I hypothized there was a typo in the GeoPandas DataFrame instantiation: calling the method gpd.points_from_xy, regions.y and regions.x seem swapped (but I'm not sure about it).
So, I changed that line to gdf = gpd.GeoDataFrame(regions, geometry=gpd.points_from_xy(regions.x, regions.y), crs=4326).to_crs(epsg=3857), and now the plot reports the whole world map as pictured below: image

I can see however that some regions are not placed correctly with respect to the original map in the GitHub notebook (just look for instance at region 21, which is now placed in Canada, and 41, which now is no more in that country).

Sorry if this question might sound silly, but since I'm a newbie working with raster data do you have any guess on what is happening?
I didn't change or modify your code in any way, and I created my environment starting from the classification requirements file and simply adding rasterio, geopandas, contextily, pyproj and matplotlib.

Thank you in advance! Bests,

Edoardo

MarcCoru commented 2 years ago

Hi,

thanks for your investigation and feedback!

My first guess would be that the behavior of contextily changed since I wrote the notebook. For instance, in newer versions, it should not be necessary anymore to provide the URL explicitly in ctx.add_basemap(ax, url=ctx.providers.Stamen.TerrainBackground)

Also, sometimes the alignment of map tiles with geodata is off. That may explain the different placement of the regions.

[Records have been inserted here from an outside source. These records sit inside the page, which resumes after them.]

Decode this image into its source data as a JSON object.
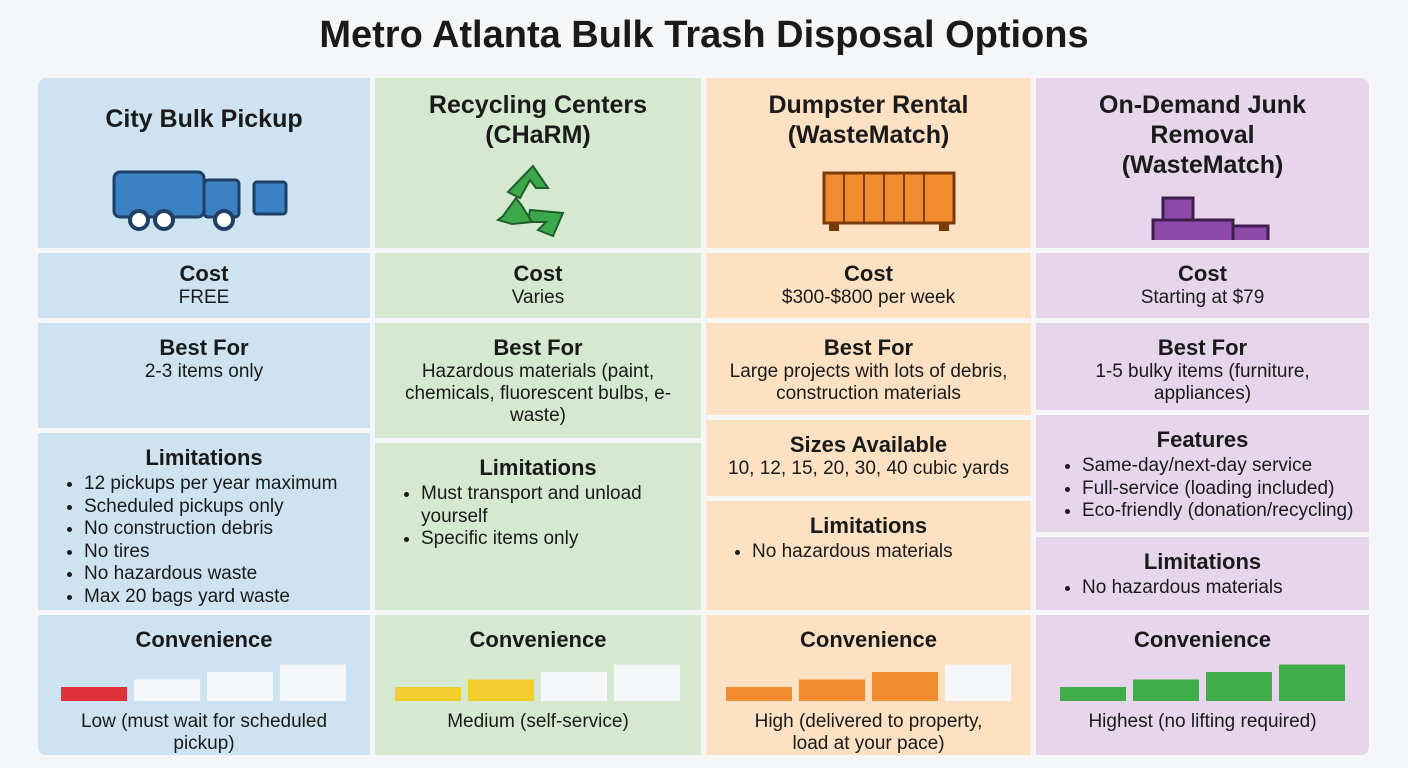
{
  "title": "Metro Atlanta Bulk Trash Disposal Options",
  "convenience_scale": 4,
  "columns": [
    {
      "name_lines": [
        "City Bulk Pickup"
      ],
      "bg": "#cde3f1",
      "sections": [
        {
          "heading": "Cost",
          "text": "FREE"
        },
        {
          "heading": "Best For",
          "text": "2-3 items only"
        },
        {
          "heading": "Limitations",
          "items": [
            "12 pickups per year maximum",
            "Scheduled pickups only",
            "No construction debris",
            "No tires",
            "No hazardous waste",
            "Max 20 bags yard waste"
          ]
        }
      ],
      "convenience": {
        "heading": "Convenience",
        "level": 1,
        "color": "#e0303a",
        "text": "Low (must wait for scheduled pickup)"
      }
    },
    {
      "name_lines": [
        "Recycling Centers",
        "(CHaRM)"
      ],
      "bg": "#d5e9d0",
      "sections": [
        {
          "heading": "Cost",
          "text": "Varies"
        },
        {
          "heading": "Best For",
          "text": "Hazardous materials (paint, chemicals, fluorescent bulbs, e-waste)"
        },
        {
          "heading": "Limitations",
          "items": [
            "Must transport and unload yourself",
            "Specific items only"
          ]
        }
      ],
      "convenience": {
        "heading": "Convenience",
        "level": 2,
        "color": "#f2cf2c",
        "text": "Medium (self-service)"
      }
    },
    {
      "name_lines": [
        "Dumpster Rental",
        "(WasteMatch)"
      ],
      "bg": "#fde1c2",
      "sections": [
        {
          "heading": "Cost",
          "text": "$300-$800 per week"
        },
        {
          "heading": "Best For",
          "text": "Large projects with lots of debris, construction materials"
        },
        {
          "heading": "Sizes Available",
          "text": "10, 12, 15, 20, 30, 40 cubic yards"
        },
        {
          "heading": "Limitations",
          "items": [
            "No hazardous materials"
          ]
        }
      ],
      "convenience": {
        "heading": "Convenience",
        "level": 3,
        "color": "#f28a2e",
        "text": "High (delivered to property, load at your pace)"
      }
    },
    {
      "name_lines": [
        "On-Demand Junk Removal",
        "(WasteMatch)"
      ],
      "bg": "#e6d5eb",
      "sections": [
        {
          "heading": "Cost",
          "text": "Starting at $79"
        },
        {
          "heading": "Best For",
          "text": "1-5 bulky items (furniture, appliances)"
        },
        {
          "heading": "Features",
          "items": [
            "Same-day/next-day service",
            "Full-service (loading included)",
            "Eco-friendly (donation/recycling)"
          ]
        },
        {
          "heading": "Limitations",
          "items": [
            "No hazardous materials"
          ]
        }
      ],
      "convenience": {
        "heading": "Convenience",
        "level": 4,
        "color": "#3fae4a",
        "text": "Highest (no lifting required)"
      }
    }
  ]
}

Can you try to simplify the add_basemap call to something like cx.add_basemap(ax, crs=4326) following the latest contextily documentation

Also, the shapefile regions.shp generated in the last cell gdf.to_file("regions.shp") should be unaffected from any visualization glitches. You could load it into a gis software, such as QGIS, and visualize it there.

Hope that helps!

I'll try to reproduce this issue later this week.

Cheers, Marc

CrohnEngineer commented 2 years ago

Hi @MarcCoru ,

Thanks for the reply!

My first guess would be that the behavior of contextily changed since I wrote the notebook.

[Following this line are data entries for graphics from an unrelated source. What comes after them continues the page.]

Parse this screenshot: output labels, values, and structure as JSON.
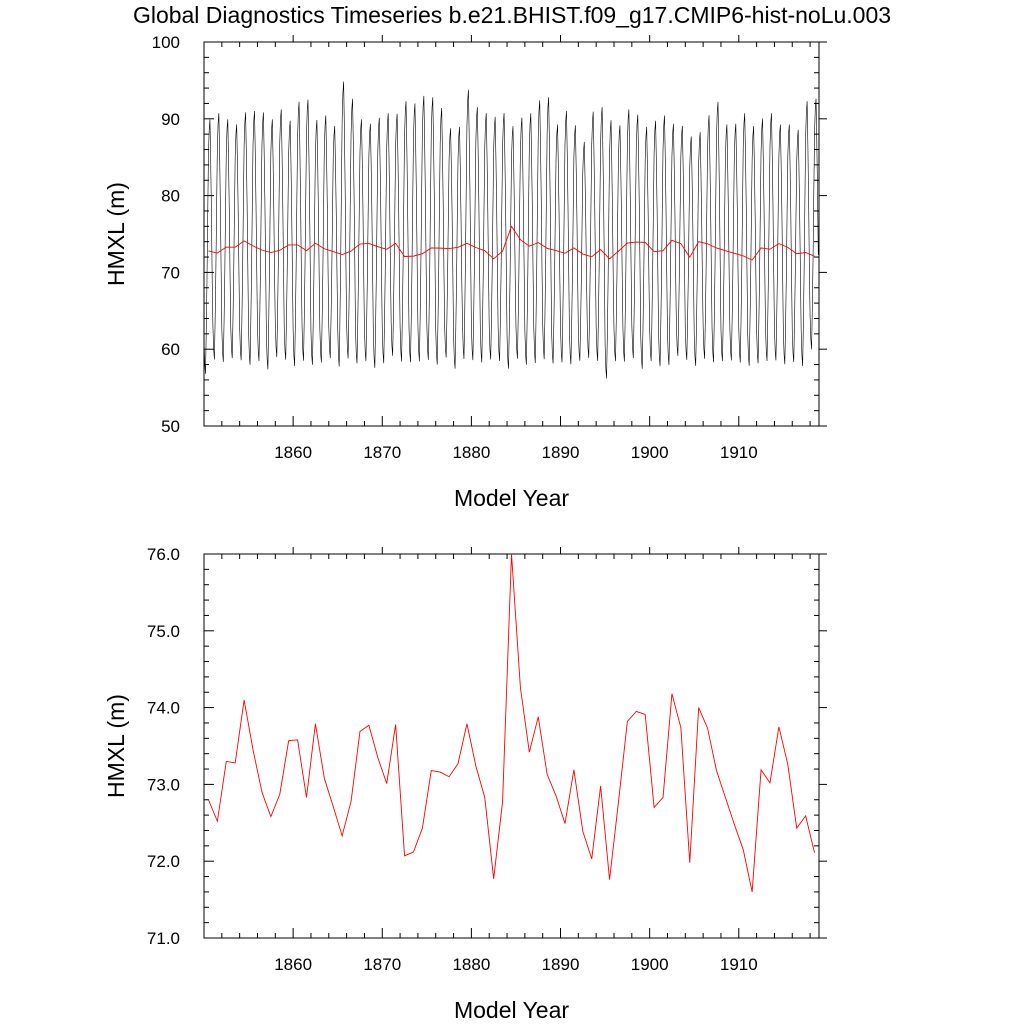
{
  "title": "Global Diagnostics Timeseries b.e21.BHIST.f09_g17.CMIP6-hist-noLu.003",
  "colors": {
    "monthly": "#000000",
    "annual": "#ff0000",
    "axes": "#000000"
  },
  "chart_data": [
    {
      "type": "line",
      "xlabel": "Model Year",
      "ylabel": "HMXL (m)",
      "xlim": [
        1850,
        1919
      ],
      "ylim": [
        50,
        100
      ],
      "x_ticks": [
        1860,
        1870,
        1880,
        1890,
        1900,
        1910
      ],
      "x_tick_labels": [
        "1860",
        "1870",
        "1880",
        "1890",
        "1900",
        "1910"
      ],
      "y_ticks": [
        50,
        60,
        70,
        80,
        90,
        100
      ],
      "y_tick_labels": [
        "50",
        "60",
        "70",
        "80",
        "90",
        "100"
      ],
      "series": [
        {
          "role": "monthly",
          "color": "#000000",
          "annual_cycle_max": [
            90.5,
            91.3,
            90.5,
            89.8,
            91.4,
            91.6,
            91.4,
            90.5,
            91.8,
            90.3,
            92.8,
            93.1,
            90.4,
            91.0,
            89.6,
            95.5,
            93.2,
            90.5,
            89.9,
            90.7,
            91.3,
            91.2,
            92.9,
            92.6,
            93.6,
            93.4,
            92.0,
            89.3,
            89.5,
            94.4,
            92.1,
            91.3,
            90.8,
            91.3,
            89.6,
            90.7,
            91.3,
            93.0,
            93.4,
            89.8,
            91.6,
            89.7,
            87.5,
            91.5,
            92.1,
            90.4,
            89.7,
            91.8,
            91.1,
            89.5,
            90.3,
            91.0,
            89.9,
            89.6,
            88.2,
            88.8,
            91.0,
            92.8,
            89.8,
            89.9,
            91.3,
            89.6,
            90.6,
            91.3,
            89.8,
            89.8,
            89.1,
            92.9,
            93.2
          ],
          "annual_cycle_min": [
            56.2,
            58.1,
            57.8,
            58.3,
            58.0,
            57.4,
            57.9,
            56.8,
            58.4,
            58.1,
            57.2,
            57.9,
            57.4,
            57.7,
            58.3,
            57.1,
            58.2,
            57.6,
            57.9,
            57.0,
            57.6,
            58.6,
            57.8,
            57.7,
            57.8,
            58.0,
            57.4,
            58.4,
            56.9,
            58.1,
            58.0,
            57.7,
            58.1,
            57.9,
            56.9,
            58.2,
            57.4,
            57.6,
            58.1,
            57.6,
            57.7,
            57.5,
            58.0,
            58.3,
            57.9,
            55.6,
            57.9,
            57.8,
            58.3,
            56.9,
            57.9,
            57.2,
            57.4,
            58.6,
            58.1,
            57.3,
            58.2,
            57.7,
            57.9,
            58.0,
            57.7,
            57.3,
            57.6,
            57.9,
            58.0,
            57.5,
            57.8,
            57.2,
            59.4
          ]
        },
        {
          "role": "annual",
          "color": "#ff0000",
          "values": [
            72.8,
            72.52,
            73.3,
            73.28,
            74.1,
            73.45,
            72.9,
            72.58,
            72.87,
            73.57,
            73.58,
            72.83,
            73.79,
            73.08,
            72.71,
            72.33,
            72.78,
            73.69,
            73.77,
            73.35,
            73.01,
            73.78,
            72.07,
            72.12,
            72.43,
            73.18,
            73.16,
            73.1,
            73.27,
            73.79,
            73.24,
            72.83,
            71.77,
            72.78,
            76.0,
            74.26,
            73.42,
            73.88,
            73.13,
            72.85,
            72.49,
            73.19,
            72.39,
            72.03,
            72.98,
            71.76,
            72.77,
            73.82,
            73.95,
            73.91,
            72.7,
            72.83,
            74.18,
            73.74,
            71.98,
            74.0,
            73.73,
            73.18,
            72.83,
            72.48,
            72.15,
            71.6,
            73.19,
            73.02,
            73.75,
            73.26,
            72.43,
            72.59,
            72.11
          ]
        }
      ]
    },
    {
      "type": "line",
      "xlabel": "Model Year",
      "ylabel": "HMXL (m)",
      "xlim": [
        1850,
        1919
      ],
      "ylim": [
        71,
        76
      ],
      "x_ticks": [
        1860,
        1870,
        1880,
        1890,
        1900,
        1910
      ],
      "x_tick_labels": [
        "1860",
        "1870",
        "1880",
        "1890",
        "1900",
        "1910"
      ],
      "y_ticks": [
        71,
        72,
        73,
        74,
        75,
        76
      ],
      "y_tick_labels": [
        "71.0",
        "72.0",
        "73.0",
        "74.0",
        "75.0",
        "76.0"
      ],
      "series": [
        {
          "role": "annual",
          "color": "#ff0000",
          "values": [
            72.8,
            72.52,
            73.3,
            73.28,
            74.1,
            73.45,
            72.9,
            72.58,
            72.87,
            73.57,
            73.58,
            72.83,
            73.79,
            73.08,
            72.71,
            72.33,
            72.78,
            73.69,
            73.77,
            73.35,
            73.01,
            73.78,
            72.07,
            72.12,
            72.43,
            73.18,
            73.16,
            73.1,
            73.27,
            73.79,
            73.24,
            72.83,
            71.77,
            72.78,
            76.0,
            74.26,
            73.42,
            73.88,
            73.13,
            72.85,
            72.49,
            73.19,
            72.39,
            72.03,
            72.98,
            71.76,
            72.77,
            73.82,
            73.95,
            73.91,
            72.7,
            72.83,
            74.18,
            73.74,
            71.98,
            74.0,
            73.73,
            73.18,
            72.83,
            72.48,
            72.15,
            71.6,
            73.19,
            73.02,
            73.75,
            73.26,
            72.43,
            72.59,
            72.11
          ]
        }
      ]
    }
  ]
}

I see! May I ask what is your python environment? If it might help, this is mine:

contextily==1.2.0
geopandas==0.10.2
geopy==2.2.0
pyproj==3.3.0
rasterio==1.1.5

For instance, in newer versions, it should not be necessary anymore to provide the URL explicitly in ctx.add_basemap(ax, url=ctx.providers.Stamen.TerrainBackground)

Can you try to simplify the add_basemap call to something like cx.add_basemap(ax, crs=4326) following the latest contextily documentation?

I tried your suggestion, just changing the crs paramter to 3857 since the code was giving me errors (correct me if I'm wrong, but we reprojected the coordinates to EPSG:3857 when creating the GeoPandasDataFrame otherwise we couldn't see the regions on a map, right?).
If I leave the code unchanged, the world map is still "restricted" as below image

If instead I swap the x, y coordinates when creating the GeoPandasDataFrame like this gdf = gpd.GeoDataFrame(regions, geometry=gpd.points_from_xy(regions.x, regions.y), crs=4326).to_crs(epsg=3857), I get a "whole" world map, but with regions placed differently from the notebook in the repository (see picture below). image

Also, sometimes the alignment of map tiles with geodata is off. That may explain the different placement of the regions.

Don't know if this can help, but I checked the locations of the tiles using geopy, and at a first glance they seem to be correctly placed in the second map.
These are for instance all the regions in Canada: image

Do you have any guess why swapping the x, y coordinates like the above produces a correct map?
Perhaps a mismatch between library versions as you were suggesting?
Again, thanks for your help and time!